REPORTAGE – IN PRIMA LINEA A DEBALTSEVE

Valentina Cominetti è tornata in prima linea visitando le aree più calde tenute dalle truppe di Kiev inclusa Debaltseve. Dallo stesso settore, ma visto dalle posizioni dei separatisti, pubblicheremo presto un reportage di Eliseo Bertolasi.     

“Sono contrario alla guerra, sono contrario alla carità, ma in questa situazione credo che questa sia la via migliore da seguire”. Siamo su un treno che porta da Kiev a Izyum. A parlare è Vitaly Deynega, fondatore dell’associazione no profit Povernys Zhyvim (tornare vivi a casa). Vitaly non è stato e non è un sostenitore della rivoluzione di Maidan ma quando, il 12 aprile scorso, è iniziata l’Operazione Anti Terrorismo (nome attribuito dal governo ucraino alle operazioni contro i separatisti del Donbass), ha preso le 10mila grivne che aveva da parte e ha fondato la sua organizzazione. Ora lavora con il Ministero della Difesa ucraino: “Non mi fido per niente di loro – dice – ma ci collaboro perché questo mi permette di muovermi più facilmente e di essere più utile”.
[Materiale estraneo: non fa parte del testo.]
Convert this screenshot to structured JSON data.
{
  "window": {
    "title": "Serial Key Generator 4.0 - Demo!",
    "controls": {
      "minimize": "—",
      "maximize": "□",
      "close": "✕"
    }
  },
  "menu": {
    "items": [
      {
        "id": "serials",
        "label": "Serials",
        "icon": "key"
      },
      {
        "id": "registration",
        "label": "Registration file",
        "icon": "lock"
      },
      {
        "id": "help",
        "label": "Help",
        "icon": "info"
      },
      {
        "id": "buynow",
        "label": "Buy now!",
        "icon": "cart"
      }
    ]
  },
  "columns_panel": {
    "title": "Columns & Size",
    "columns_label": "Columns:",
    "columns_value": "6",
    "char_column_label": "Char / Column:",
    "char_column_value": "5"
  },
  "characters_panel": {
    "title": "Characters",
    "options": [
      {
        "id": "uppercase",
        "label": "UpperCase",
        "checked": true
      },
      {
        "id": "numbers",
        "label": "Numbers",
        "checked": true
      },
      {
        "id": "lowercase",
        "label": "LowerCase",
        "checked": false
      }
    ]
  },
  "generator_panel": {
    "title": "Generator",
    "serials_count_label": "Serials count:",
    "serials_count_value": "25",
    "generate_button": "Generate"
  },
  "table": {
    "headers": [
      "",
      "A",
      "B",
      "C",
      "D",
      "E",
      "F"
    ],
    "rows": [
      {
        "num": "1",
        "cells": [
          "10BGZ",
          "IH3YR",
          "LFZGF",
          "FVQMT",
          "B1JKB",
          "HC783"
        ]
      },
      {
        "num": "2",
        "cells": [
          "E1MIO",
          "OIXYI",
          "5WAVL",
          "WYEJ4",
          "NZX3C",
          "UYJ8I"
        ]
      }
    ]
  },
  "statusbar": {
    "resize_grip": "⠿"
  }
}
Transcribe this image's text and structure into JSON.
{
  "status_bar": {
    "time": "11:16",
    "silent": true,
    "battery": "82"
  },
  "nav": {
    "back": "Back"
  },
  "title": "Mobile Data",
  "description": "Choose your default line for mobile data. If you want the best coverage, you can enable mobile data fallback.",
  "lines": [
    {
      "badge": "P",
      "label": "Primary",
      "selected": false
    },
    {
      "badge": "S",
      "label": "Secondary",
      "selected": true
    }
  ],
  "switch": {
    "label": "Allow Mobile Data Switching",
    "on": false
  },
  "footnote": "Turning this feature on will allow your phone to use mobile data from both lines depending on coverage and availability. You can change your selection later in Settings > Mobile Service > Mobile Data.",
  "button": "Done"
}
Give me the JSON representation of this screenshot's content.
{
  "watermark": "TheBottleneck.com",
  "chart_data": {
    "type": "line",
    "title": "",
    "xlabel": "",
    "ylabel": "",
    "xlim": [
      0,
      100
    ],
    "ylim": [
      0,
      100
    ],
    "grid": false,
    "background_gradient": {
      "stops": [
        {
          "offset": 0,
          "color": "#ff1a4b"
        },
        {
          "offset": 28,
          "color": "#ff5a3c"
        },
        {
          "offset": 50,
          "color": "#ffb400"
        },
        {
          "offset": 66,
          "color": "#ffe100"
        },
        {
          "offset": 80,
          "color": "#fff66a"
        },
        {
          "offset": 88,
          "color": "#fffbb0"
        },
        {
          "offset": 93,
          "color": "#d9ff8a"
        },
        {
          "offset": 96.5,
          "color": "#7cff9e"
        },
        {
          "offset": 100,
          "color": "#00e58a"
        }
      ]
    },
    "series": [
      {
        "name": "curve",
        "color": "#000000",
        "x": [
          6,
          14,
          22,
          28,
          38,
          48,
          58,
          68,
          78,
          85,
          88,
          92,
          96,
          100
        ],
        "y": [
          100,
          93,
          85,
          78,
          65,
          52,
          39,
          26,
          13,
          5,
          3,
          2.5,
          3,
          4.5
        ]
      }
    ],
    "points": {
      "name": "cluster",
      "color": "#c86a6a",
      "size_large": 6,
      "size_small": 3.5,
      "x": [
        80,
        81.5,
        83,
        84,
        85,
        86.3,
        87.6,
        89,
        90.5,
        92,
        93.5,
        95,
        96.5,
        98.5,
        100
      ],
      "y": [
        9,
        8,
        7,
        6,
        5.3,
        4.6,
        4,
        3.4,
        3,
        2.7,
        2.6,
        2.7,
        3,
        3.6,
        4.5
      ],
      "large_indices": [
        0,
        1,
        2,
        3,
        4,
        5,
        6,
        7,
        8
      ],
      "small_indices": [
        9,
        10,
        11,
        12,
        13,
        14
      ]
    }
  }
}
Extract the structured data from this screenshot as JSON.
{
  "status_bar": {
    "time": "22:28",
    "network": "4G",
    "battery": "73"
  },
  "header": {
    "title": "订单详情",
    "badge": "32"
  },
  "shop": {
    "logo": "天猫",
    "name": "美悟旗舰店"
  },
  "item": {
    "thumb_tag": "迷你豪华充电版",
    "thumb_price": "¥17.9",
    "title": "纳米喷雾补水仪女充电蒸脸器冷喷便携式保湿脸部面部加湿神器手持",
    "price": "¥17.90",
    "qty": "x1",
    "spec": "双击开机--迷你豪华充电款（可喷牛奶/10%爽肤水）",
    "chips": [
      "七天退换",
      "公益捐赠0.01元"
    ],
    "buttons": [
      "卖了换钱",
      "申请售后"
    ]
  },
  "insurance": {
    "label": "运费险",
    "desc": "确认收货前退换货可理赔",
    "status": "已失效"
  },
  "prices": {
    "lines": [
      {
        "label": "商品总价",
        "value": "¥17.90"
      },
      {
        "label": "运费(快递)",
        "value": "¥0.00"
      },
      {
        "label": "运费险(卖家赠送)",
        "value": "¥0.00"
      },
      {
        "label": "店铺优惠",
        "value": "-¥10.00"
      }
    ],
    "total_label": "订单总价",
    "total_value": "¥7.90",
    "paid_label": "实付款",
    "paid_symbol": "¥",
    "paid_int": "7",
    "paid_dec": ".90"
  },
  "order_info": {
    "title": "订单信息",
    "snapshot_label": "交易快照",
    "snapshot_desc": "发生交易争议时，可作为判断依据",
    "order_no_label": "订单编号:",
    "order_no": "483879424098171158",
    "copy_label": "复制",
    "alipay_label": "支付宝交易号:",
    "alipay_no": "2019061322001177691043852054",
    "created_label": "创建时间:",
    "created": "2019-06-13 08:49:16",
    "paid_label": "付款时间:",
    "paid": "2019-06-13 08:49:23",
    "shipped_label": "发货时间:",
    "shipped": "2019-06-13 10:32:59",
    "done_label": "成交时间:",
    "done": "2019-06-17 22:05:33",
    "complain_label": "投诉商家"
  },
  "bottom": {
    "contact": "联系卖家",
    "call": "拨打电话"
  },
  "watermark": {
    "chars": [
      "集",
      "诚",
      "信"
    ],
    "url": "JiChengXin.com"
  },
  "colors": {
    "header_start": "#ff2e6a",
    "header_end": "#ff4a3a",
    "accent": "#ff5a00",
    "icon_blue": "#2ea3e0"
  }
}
Vitaly punta a essere davvero influente sull’andamento del conflitto: “Noi non raccogliamo cibo, non forniamo elmi o giubbotti antiproiettile, non ci occupiamo di sostenere i reparti più scalcinati del nostro esercito. Forniamo principalmente termovisori monoculari Pulsar HD50S e Pulsar HD38S, prodotti in Russia, Bielorussia e Lituania.

Poi anche visori notturni, radiotrasmittenti e mirini di precisione per i fucili. Armi, purtroppo, non possiamo comprarne. Distribuiamo questo materiale in maniera molto mirata. Supportiamo soprattutto le forze speciali e d’élite regolari (paracadutisti e SWAT), reparti specializzati o battaglioni che si contraddistinguono per disciplina e coraggio. Non spediamo il materiale, che è troppo costoso e quindi appetibile per i generali che vendono le armi ai battaglioni di volontari e ai separatisti.

Ci occupiamo personalmente della distribuzione, visitiamo i vari reparti, passiamo del tempo con loro per verificarne la disciplina e l’operatività, e solo dopo decidiamo se è utile lasciar loro del materiale o meno. Spesso ci capita di lasciare a mani vuote soldati che versano in situazioni difficili, può sembrare spietato, ma il nostro primo scopo non è aiutare, è vincere”.

Sono le quattro del mattino quando arriviamo a Izyum. Ad aspettarci c’è Boris, della 95ma Brigata Paracadutisti. È lui a condurci a Slavyansk e a raccontarci di quanto la strada che percorriamo fosse pericolosa prima della liberazione della città: “Decine di chilometri da percorrere a velocità massima, rischiando di prendere colpi da entrambe le parti”.

In una mezz’ora arriviamo all’Ubelain Resort, vicino a uno dei laghi salati di Slavyansk. Questo edificio una volta era occupato dai separatisti e ora è il quartier generale  95ma Brigata.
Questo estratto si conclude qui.